Loro Piana, the luxury brand renowned for its exquisite cashmere and vicuña garments, is under court-mandated monitoring following allegations of systemic labour abuses in its supply chain. The Italian cashmere house, owned by LVMH, is accused of outsourcing production to unauthorised Chinese-run factories employing undocumented workers under exploitative conditions, including wage theft, unsafe workplaces, and violations of labour laws.
Spotlight on Loro Piana’s Labour Practices: A Pattern of Exploitation
While Loro Piana touts ethical sourcing, a Milan court investigation revealed a darker reality: the brand allegedly subcontracted production to a shell company with no production capacity, which further outsourced work to cut costs. These factories, according to Italian authorities, slashed expenses by hiring undocumented labourers, paying poverty wages, and flouting safety regulations.
The case came to light after a Chinese worker reported being physically assaulted by his employer for demanding $11,700 in unpaid wages; an incident that led to the factory’s closure and the owner’s arrest.
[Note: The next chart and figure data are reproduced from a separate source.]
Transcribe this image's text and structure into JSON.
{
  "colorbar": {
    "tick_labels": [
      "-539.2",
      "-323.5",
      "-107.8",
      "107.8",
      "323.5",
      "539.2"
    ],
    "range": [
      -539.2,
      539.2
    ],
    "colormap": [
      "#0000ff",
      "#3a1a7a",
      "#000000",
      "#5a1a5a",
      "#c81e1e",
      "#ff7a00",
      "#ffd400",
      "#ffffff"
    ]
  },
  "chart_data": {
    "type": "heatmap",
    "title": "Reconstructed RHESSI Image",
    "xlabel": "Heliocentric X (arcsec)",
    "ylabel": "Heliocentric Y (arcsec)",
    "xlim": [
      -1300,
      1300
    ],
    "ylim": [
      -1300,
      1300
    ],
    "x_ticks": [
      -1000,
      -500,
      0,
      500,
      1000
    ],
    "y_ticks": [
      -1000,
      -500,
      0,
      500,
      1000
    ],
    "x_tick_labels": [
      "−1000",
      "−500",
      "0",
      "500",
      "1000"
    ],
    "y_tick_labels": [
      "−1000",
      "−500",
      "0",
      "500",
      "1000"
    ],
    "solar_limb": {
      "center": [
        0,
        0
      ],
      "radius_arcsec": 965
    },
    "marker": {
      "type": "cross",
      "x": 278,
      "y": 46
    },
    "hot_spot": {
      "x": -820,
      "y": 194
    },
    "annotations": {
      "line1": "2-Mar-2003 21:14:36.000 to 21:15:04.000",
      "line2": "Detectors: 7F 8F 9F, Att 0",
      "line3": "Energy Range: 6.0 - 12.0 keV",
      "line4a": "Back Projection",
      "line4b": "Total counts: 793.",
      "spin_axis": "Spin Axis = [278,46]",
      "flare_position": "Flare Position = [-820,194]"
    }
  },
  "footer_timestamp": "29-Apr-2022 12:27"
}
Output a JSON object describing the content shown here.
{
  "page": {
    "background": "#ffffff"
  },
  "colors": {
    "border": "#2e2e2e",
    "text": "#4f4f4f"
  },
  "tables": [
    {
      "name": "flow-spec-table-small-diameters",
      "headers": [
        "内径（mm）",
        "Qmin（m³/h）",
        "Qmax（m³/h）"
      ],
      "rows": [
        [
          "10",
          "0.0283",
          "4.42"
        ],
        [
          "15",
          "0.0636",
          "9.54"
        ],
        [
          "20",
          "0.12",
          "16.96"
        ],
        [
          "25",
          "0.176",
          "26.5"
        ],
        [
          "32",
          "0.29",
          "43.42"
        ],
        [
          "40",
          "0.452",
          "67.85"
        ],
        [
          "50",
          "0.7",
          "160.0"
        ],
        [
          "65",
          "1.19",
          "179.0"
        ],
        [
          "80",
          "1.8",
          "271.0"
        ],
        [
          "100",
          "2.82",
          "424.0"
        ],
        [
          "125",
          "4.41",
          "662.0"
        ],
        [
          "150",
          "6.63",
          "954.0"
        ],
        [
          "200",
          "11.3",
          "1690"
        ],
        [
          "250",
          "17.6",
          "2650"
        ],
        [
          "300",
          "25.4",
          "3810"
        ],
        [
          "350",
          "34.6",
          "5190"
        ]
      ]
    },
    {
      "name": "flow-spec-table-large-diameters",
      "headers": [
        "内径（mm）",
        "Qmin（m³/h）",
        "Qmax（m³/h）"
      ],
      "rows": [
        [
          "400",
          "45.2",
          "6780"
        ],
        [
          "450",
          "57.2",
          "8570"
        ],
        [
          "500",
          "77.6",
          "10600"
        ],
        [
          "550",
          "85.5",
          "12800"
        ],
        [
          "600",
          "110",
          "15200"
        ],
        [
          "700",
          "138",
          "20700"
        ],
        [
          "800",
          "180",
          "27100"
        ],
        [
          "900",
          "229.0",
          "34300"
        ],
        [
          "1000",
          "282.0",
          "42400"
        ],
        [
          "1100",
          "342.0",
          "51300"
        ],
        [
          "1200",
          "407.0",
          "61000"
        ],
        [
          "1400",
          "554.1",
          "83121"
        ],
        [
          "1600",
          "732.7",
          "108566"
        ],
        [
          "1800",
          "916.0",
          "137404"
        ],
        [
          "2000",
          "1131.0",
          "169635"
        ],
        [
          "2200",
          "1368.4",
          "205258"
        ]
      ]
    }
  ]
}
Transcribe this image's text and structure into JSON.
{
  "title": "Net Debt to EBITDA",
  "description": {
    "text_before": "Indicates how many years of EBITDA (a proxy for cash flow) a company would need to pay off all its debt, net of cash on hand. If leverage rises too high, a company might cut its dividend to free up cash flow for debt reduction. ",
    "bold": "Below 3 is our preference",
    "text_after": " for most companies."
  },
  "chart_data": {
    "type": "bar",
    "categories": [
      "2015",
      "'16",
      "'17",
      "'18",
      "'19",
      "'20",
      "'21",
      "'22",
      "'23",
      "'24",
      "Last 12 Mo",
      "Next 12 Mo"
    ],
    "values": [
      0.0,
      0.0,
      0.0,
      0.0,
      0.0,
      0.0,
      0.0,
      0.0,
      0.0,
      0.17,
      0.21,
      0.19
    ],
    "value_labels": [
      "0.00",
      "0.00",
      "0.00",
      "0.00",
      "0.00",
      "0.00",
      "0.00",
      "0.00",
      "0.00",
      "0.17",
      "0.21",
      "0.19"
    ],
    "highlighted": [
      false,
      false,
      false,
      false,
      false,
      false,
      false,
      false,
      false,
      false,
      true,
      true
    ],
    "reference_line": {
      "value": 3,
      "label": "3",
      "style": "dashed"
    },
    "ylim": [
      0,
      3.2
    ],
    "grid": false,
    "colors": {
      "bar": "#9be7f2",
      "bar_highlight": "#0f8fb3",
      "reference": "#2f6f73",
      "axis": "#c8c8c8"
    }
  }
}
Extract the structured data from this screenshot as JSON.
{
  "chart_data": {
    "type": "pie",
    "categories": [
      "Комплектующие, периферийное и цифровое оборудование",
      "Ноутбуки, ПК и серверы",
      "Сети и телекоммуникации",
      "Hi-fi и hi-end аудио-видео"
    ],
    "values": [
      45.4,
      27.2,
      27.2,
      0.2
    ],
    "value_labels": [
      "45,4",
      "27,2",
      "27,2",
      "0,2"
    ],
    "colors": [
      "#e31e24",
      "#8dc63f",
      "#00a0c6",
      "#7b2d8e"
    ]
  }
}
This follows a broader crackdown on luxury brands like Valentino, Dior, and Armani, which have faced similar judicial oversight in Italy.
Legal Reckoning and Ethical Fallout
Loro Piana claims it severed ties with the implicated supplier within 24 hours of learning of the violations, yet, the court’s one-year monitoring order underscores deeper systemic failures. Critics argue that the case exposes the luxury industry’s reliance on an opaque supply chain, where subcontracting dilutes accountability.
The scandal forces an uncomfortable question: Can “quiet luxury” coexist with loud exploitation? As consumers demand transparency, Loro Piana’s response may redefine not only its reputation but also the standards of an entire industry.